Doña Sancha recupera el color de su Cámara

La restauración de las pinturas murales de la Basílica de San Isidoro que datan del siglo XVI y la colocación de la portada renacentista estarán finalizadas este invierno

Proceso de rayado para la restauración de las pinturas. / Noelia Brandón
INÉS SANTOSLeón

La cámara de Doña Sancha en San Isidoro volverá a mostrar el aspecto que tenía en el S.XVI. Las pinturas que desde los años sesenta permanecían enrolladas y bien guardadas, por fin han visto la luz.

Un extenso estudio de los técnicos del servicio de Intervención de la Unidad de Patrimonio de Castilla y León sobre todo el conjunto pictórico de San Isidoro en el que incluía la Cámara de Doña Sancha fue a través del cual tuvieron conciencia de estas pinturas arrancadas. En ese momento se comenzó a trabajar con estas pinturas arrancadas y se desarrolló el conocimiento y la posible propuesta de intervención que se podía realizar en la Cámara.

Fue tan sólo hace dos años cuando la Unidad de Patrimonio de Castilla y León comenzó a planificar la obra de intervención para recuperar la imagen que la Cámara presentaba siglos atrás. Gracias a este estudio más de 100 metros de pinturas mural verán la luz a finales de año.

Una magnífica obra que pronto verá la luz

Las pinturas corresponden a la decoración que tenía la Cámara de Doña Sancha cuando en el siglo XVI funcionaba como Sala Capitular. En los años 60 en una de las intervenciones que se hacen en San Isidoro se plantea la recuperación de una imagen románica del conjunto de la Colegiata y deciden realizar un proceso de arrancado en las pinturas, que permanecerán almacenadas en la Capilla de La Magdalena de la Basílica.

También fue en ese momento cuando se decidió modificar la disposición de la portada de piedra renacentista que comunicaba la Cámara con la biblioteca. «Fue una modificación de criterio», asegura Carlos Tejedor, técnico del Servicio de Intervención de la Unidad de Patrimonio de Castilla y León. Pero quien resalta que gracias al trabajo de arrancado de las pinturas hoy León puede recuperar este pequeño tesoro.

La portada de piedra fue un desmontaje piedra a piedra para volver a colocarlo en el punto exacto y a estas alturas ya se encuentra casi finalizado. «El punto exacto se consigue a través de los datos del muro y de las propias pinturas que nos han dado la información del sitio donde estaba colocada la portada», explica Carlos Tejedor.

La restauración y su delicado proceso

Varios puestos de trabajo mantienen ocupados a los profesionales que están llevando a cabo la restauración. En un principio la intervención se hace sobre las pinturas arrancadas. «Consiste en volver a dar soporte a las pinturas, cuando se arranca una pintura mural se le quita de su soporte natural que es el muro y el mortero; ahora el procedimiento es la inversa», explica el técnico.

Un nuevo soporte independiente permitirá la restauración y el posterior mantenimiento de las pinturas en su emplazamiento original.

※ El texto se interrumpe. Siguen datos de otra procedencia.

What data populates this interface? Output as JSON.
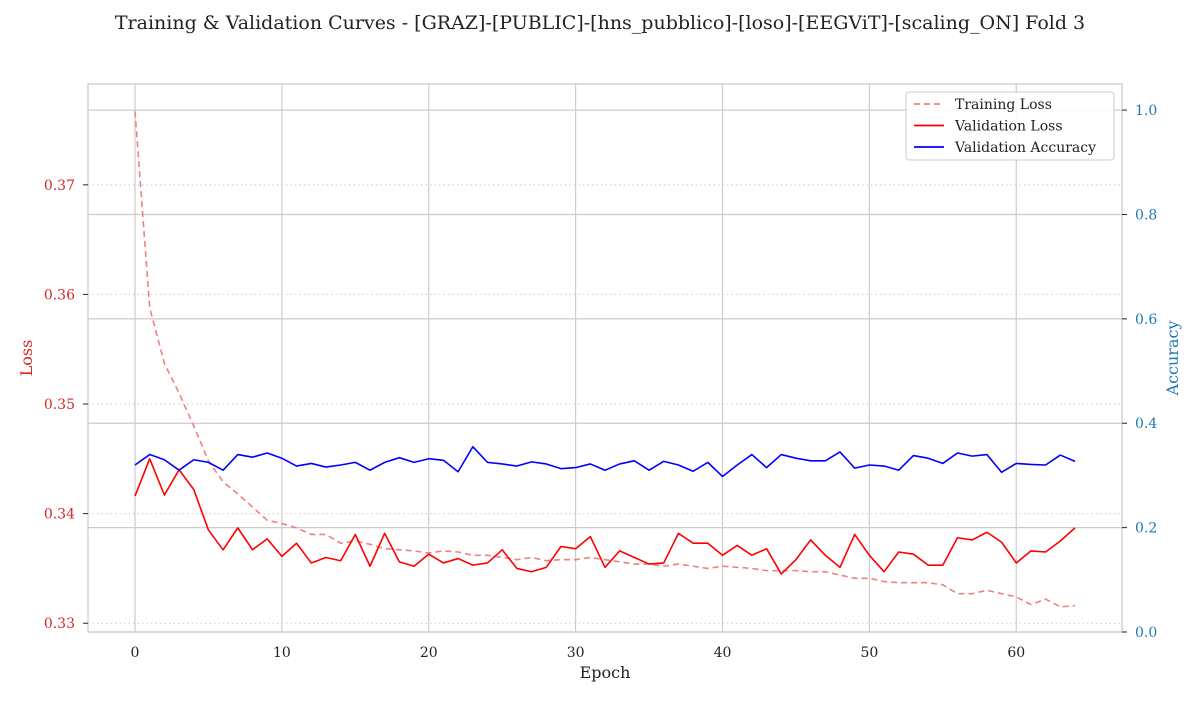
{
  "chart_data": {
    "type": "line",
    "title": "Training & Validation Curves - [GRAZ]-[PUBLIC]-[hns_pubblico]-[loso]-[EEGViT]-[scaling_ON] Fold 3",
    "xlabel": "Epoch",
    "ylabel_left": "Loss",
    "ylabel_right": "Accuracy",
    "xlim": [
      -3.2,
      67.2
    ],
    "ylim_left": [
      0.3292,
      0.3792
    ],
    "ylim_right": [
      0.0,
      1.05
    ],
    "x_ticks": [
      0,
      10,
      20,
      30,
      40,
      50,
      60
    ],
    "y_ticks_left": [
      0.33,
      0.34,
      0.35,
      0.36,
      0.37
    ],
    "y_ticks_right": [
      0.0,
      0.2,
      0.4,
      0.6,
      0.8,
      1.0
    ],
    "grid": true,
    "legend_position": "top-right",
    "colors": {
      "training_loss": "#f08080",
      "validation_loss": "#ff0000",
      "validation_accuracy": "#0000ff",
      "left_axis": "#d62728",
      "right_axis": "#1f77b4",
      "frame": "#cccccc",
      "grid": "#cccccc"
    },
    "x": [
      0,
      1,
      2,
      3,
      4,
      5,
      6,
      7,
      8,
      9,
      10,
      11,
      12,
      13,
      14,
      15,
      16,
      17,
      18,
      19,
      20,
      21,
      22,
      23,
      24,
      25,
      26,
      27,
      28,
      29,
      30,
      31,
      32,
      33,
      34,
      35,
      36,
      37,
      38,
      39,
      40,
      41,
      42,
      43,
      44,
      45,
      46,
      47,
      48,
      49,
      50,
      51,
      52,
      53,
      54,
      55,
      56,
      57,
      58,
      59,
      60,
      61,
      62,
      63,
      64
    ],
    "series": [
      {
        "name": "Training Loss",
        "axis": "left",
        "style": "dashed",
        "color": "#f08080",
        "values": [
          0.3767,
          0.3588,
          0.3537,
          0.351,
          0.348,
          0.3448,
          0.3429,
          0.3418,
          0.3406,
          0.3394,
          0.3391,
          0.3387,
          0.3381,
          0.3381,
          0.3373,
          0.3375,
          0.3372,
          0.3368,
          0.3367,
          0.3366,
          0.3364,
          0.3366,
          0.3365,
          0.3362,
          0.3362,
          0.336,
          0.3358,
          0.336,
          0.3357,
          0.3358,
          0.3358,
          0.336,
          0.3358,
          0.3356,
          0.3354,
          0.3354,
          0.3352,
          0.3354,
          0.3352,
          0.335,
          0.3352,
          0.3351,
          0.335,
          0.3348,
          0.3348,
          0.3348,
          0.3347,
          0.3347,
          0.3344,
          0.3341,
          0.3341,
          0.3338,
          0.3337,
          0.3337,
          0.3337,
          0.3335,
          0.3327,
          0.3327,
          0.333,
          0.3327,
          0.3324,
          0.3317,
          0.3322,
          0.3315,
          0.3316
        ]
      },
      {
        "name": "Validation Loss",
        "axis": "left",
        "style": "solid",
        "color": "#ff0000",
        "values": [
          0.3416,
          0.345,
          0.3417,
          0.344,
          0.3422,
          0.3385,
          0.3367,
          0.3387,
          0.3367,
          0.3377,
          0.3361,
          0.3373,
          0.3355,
          0.336,
          0.3357,
          0.3381,
          0.3352,
          0.3382,
          0.3356,
          0.3352,
          0.3363,
          0.3355,
          0.3359,
          0.3353,
          0.3355,
          0.3367,
          0.335,
          0.3347,
          0.3351,
          0.337,
          0.3368,
          0.3379,
          0.3351,
          0.3366,
          0.336,
          0.3354,
          0.3355,
          0.3382,
          0.3373,
          0.3373,
          0.3362,
          0.3371,
          0.3362,
          0.3368,
          0.3345,
          0.3358,
          0.3376,
          0.3362,
          0.3351,
          0.3381,
          0.3362,
          0.3347,
          0.3365,
          0.3363,
          0.3353,
          0.3353,
          0.3378,
          0.3376,
          0.3383,
          0.3374,
          0.3355,
          0.3366,
          0.3365,
          0.3375,
          0.3387
        ]
      },
      {
        "name": "Validation Accuracy",
        "axis": "right",
        "style": "solid",
        "color": "#0000ff",
        "values": [
          0.32,
          0.34,
          0.33,
          0.31,
          0.33,
          0.325,
          0.31,
          0.34,
          0.335,
          0.343,
          0.333,
          0.318,
          0.323,
          0.316,
          0.32,
          0.325,
          0.31,
          0.325,
          0.334,
          0.325,
          0.332,
          0.329,
          0.307,
          0.355,
          0.325,
          0.322,
          0.318,
          0.326,
          0.322,
          0.313,
          0.315,
          0.322,
          0.31,
          0.322,
          0.328,
          0.31,
          0.327,
          0.32,
          0.308,
          0.325,
          0.298,
          0.32,
          0.34,
          0.315,
          0.34,
          0.333,
          0.328,
          0.328,
          0.345,
          0.314,
          0.32,
          0.318,
          0.31,
          0.338,
          0.333,
          0.323,
          0.343,
          0.337,
          0.34,
          0.306,
          0.323,
          0.321,
          0.32,
          0.339,
          0.327
        ]
      }
    ]
  }
}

Los muros de la Cámara de Doña Sancha volverán a acoger esta obra de más de 100 metros de color que data del s. XVI.

Posteriormente y mediante un cuidado y delicado proceso de rayado que imita el entorno de los colores se van recuperando algunas de las lagunas de la obra. Sólo aquellas en las cuales la definición del contexto da a los técnicos la información necesaria para conocer que había. Con este proceso, uno de los más lentos, se podrá realizar una lectura completamente integral de las pinturas. Pero a su vez, será discernible la parte restaurada.

El trabajo finalizará en la Cámara

Algunas de las pinturas ya están preparadas para ser instaladas en la cámara de Doña Sancha, será allí cuando se trabaje el encuentro entre toda la composición. Los fragmentos mayores alcanzan los casi cinco metros, en estos casos se realizará la mayor parte del trabajo en la cámara, ya que los accesos a la misma impiden desplazar soportes rígidos de tal tamaño.

Una restauración que se suma a la larga historia de trabajos realizados en la Colegiata de San Isidoro, pero que tendrá un significado muy especial. «Estamos en un momento muy importante de la historia, de la larga historia restauración de la Real Colegiata de San Isidoro por el significado histórico, monumental y artístico que tiene este espacio, no sólo para León, sino para toda Europa», asegura el Abad del Cabildo de San Isidoro, Francisco Rodríguez Llamazares.

«Todos tenemos muchísima ilusión en contemplarlo acabado», ha explicado el Abad ya que tras tantas intervenciones en la Basílica esta le dará un impacto visual «realmente espectacular».